Carol Wilkinson, MD, PhD (contact Carol Wilkinson) I am a Developmental-Behavioral Pediatrician at Boston Children’s Hospital and joined the LCN as a post-doctoral fellow in August 2017. I am interested in understanding how the neural mechanisms of learning and memory are impaired in children with neurodevelopment disorders, with the goal of diagnosing children earlier and developing more effective therapies. I completed my MD and PhD in Neuroscience at University of California San Francisco (UCSF). My graduate school work, under the mentorship of Steven Finkbeiner, MD, PhD, focused on understanding the molecular mechanisms of learning and memory through studying the function of activity-regulated-cytoskeletal-protein (Arc) in both primary neuronal culture and mouse models. After medical school, I completed my pediatric residency at UCSF and then came to Boston Children’s Hospital in 2014 to start my Developmental-Behavioral Pediatrics Fellowship.

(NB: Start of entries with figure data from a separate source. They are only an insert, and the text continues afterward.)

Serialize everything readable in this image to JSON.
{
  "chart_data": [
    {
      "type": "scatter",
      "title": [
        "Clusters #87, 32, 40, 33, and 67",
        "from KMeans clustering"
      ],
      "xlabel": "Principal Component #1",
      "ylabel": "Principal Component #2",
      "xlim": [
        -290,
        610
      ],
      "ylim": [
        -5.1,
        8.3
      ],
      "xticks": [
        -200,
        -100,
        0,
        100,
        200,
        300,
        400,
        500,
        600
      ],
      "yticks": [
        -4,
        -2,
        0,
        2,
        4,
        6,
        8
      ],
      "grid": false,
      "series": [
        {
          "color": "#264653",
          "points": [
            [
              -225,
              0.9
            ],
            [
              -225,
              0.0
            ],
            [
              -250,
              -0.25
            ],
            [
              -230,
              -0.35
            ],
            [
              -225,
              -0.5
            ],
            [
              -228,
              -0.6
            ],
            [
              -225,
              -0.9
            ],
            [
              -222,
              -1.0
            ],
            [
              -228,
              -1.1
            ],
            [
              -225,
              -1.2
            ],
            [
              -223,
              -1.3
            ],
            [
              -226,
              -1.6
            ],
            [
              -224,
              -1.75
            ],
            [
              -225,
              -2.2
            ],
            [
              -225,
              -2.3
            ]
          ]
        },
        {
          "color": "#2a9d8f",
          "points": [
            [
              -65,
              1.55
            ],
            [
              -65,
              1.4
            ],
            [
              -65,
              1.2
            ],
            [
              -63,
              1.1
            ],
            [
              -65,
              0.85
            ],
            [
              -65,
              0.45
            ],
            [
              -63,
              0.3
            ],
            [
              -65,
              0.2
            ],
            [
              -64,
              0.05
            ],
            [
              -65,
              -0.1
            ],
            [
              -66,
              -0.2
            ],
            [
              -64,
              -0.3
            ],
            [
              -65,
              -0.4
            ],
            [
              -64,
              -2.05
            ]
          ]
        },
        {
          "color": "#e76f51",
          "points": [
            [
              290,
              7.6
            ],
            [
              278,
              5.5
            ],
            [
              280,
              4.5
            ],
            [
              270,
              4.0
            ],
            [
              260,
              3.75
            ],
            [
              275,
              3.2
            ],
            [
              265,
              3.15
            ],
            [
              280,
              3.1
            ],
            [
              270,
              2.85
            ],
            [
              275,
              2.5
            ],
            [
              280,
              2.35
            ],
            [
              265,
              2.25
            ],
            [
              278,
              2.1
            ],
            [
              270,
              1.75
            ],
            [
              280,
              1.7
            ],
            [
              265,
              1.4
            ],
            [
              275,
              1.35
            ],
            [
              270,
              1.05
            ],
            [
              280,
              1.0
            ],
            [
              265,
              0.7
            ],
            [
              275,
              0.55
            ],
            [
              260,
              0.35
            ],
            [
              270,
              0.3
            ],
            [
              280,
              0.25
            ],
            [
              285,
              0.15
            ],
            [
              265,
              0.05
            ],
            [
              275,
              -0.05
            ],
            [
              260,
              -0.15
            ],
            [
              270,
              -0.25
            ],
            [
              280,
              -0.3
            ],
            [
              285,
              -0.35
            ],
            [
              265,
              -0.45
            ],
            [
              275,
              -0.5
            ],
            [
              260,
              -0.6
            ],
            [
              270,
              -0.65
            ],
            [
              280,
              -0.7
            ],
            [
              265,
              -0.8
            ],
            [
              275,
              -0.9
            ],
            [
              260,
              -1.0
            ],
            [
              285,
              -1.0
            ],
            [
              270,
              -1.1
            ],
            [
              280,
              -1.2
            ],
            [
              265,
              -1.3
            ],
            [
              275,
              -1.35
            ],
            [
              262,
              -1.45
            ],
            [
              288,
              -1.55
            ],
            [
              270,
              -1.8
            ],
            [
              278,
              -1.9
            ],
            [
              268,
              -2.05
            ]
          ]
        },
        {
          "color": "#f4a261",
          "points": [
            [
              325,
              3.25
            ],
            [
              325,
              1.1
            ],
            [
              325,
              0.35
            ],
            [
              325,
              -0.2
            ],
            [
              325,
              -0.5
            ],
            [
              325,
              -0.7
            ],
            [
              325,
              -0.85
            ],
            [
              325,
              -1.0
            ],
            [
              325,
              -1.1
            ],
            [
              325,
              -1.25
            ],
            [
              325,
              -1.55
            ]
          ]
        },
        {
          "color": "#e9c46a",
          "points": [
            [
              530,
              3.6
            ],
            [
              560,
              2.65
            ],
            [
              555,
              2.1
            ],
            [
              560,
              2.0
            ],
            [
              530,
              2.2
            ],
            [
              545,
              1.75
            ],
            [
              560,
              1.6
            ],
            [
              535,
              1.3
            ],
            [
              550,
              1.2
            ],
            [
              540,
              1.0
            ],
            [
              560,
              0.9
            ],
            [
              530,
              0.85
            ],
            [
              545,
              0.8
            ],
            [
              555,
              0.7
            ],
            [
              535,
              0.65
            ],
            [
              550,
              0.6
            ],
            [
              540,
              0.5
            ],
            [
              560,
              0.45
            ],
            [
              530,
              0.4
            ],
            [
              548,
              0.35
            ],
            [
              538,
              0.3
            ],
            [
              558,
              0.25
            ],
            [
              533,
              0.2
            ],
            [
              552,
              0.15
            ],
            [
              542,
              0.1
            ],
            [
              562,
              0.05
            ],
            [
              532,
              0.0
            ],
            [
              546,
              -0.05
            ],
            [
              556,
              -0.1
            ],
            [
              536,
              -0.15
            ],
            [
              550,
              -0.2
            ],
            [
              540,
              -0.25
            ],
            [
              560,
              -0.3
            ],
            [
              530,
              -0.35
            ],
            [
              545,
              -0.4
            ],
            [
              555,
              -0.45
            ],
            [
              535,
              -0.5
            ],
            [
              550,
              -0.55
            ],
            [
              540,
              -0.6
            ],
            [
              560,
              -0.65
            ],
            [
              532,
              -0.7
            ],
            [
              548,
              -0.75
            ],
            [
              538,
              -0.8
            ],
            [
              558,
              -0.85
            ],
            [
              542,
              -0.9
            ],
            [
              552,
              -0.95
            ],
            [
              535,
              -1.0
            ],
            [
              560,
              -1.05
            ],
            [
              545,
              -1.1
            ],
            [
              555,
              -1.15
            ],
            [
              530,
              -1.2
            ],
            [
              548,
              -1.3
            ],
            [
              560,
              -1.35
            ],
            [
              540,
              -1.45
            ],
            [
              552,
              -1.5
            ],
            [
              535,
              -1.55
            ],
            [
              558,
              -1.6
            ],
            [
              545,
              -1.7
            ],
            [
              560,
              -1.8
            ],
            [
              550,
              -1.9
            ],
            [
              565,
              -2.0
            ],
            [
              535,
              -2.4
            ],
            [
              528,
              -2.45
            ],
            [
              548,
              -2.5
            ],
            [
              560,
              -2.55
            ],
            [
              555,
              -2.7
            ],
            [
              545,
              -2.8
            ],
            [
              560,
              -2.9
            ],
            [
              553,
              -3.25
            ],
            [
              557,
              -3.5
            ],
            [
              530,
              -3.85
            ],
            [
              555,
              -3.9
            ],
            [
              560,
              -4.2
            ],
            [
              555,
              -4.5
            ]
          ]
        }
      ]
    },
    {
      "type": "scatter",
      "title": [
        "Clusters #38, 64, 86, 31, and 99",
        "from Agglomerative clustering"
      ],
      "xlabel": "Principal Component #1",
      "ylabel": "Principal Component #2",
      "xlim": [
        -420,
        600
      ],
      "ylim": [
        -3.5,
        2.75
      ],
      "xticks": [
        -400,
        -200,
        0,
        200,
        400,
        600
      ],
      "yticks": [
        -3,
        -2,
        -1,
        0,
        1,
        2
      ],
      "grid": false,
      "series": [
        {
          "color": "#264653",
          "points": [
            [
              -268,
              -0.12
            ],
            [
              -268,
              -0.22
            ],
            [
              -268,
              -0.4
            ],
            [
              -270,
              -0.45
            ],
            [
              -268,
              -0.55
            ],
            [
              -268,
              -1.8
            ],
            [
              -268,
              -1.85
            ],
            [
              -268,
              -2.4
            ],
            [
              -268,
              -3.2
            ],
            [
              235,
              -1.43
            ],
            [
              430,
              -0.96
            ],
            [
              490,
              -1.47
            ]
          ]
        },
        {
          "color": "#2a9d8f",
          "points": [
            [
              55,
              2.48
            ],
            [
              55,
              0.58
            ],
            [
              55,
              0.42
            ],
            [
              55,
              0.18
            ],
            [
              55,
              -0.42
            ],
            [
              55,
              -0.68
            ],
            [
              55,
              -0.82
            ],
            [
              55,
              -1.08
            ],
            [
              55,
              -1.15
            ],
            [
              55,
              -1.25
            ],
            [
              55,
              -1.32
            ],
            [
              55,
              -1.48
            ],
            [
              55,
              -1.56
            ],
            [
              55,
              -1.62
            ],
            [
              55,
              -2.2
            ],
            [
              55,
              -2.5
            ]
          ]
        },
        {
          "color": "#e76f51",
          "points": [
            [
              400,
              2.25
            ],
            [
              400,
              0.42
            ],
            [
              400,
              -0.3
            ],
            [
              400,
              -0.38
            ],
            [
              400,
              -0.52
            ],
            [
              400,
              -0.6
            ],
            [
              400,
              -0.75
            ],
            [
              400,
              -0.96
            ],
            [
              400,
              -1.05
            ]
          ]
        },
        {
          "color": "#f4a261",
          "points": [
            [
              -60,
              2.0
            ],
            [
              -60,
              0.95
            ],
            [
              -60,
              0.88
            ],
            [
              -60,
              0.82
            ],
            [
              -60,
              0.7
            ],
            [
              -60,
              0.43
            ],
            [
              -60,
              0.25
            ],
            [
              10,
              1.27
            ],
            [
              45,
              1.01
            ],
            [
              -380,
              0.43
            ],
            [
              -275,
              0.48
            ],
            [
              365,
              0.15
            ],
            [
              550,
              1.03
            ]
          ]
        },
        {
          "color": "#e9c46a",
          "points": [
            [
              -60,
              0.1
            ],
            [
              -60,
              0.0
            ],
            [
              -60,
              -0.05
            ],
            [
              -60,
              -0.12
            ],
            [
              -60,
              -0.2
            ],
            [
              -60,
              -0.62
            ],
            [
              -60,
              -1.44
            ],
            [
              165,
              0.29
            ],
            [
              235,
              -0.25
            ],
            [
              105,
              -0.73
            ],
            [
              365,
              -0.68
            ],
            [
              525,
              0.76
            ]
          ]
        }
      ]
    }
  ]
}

I completed my fellowship in July 2017 and as a post-doctoral fellow in the LCN my project is focused on children with Fragile X Syndrome, a single-gene disorder associated with intellectual disability, language delays, and behavioral challenges including autism spectrum disorder. The project aims to use EEG to identify and characterize brain-based biomarkers that predict cognitive, language, and behavioral measures in children with Fragile X Syndrome.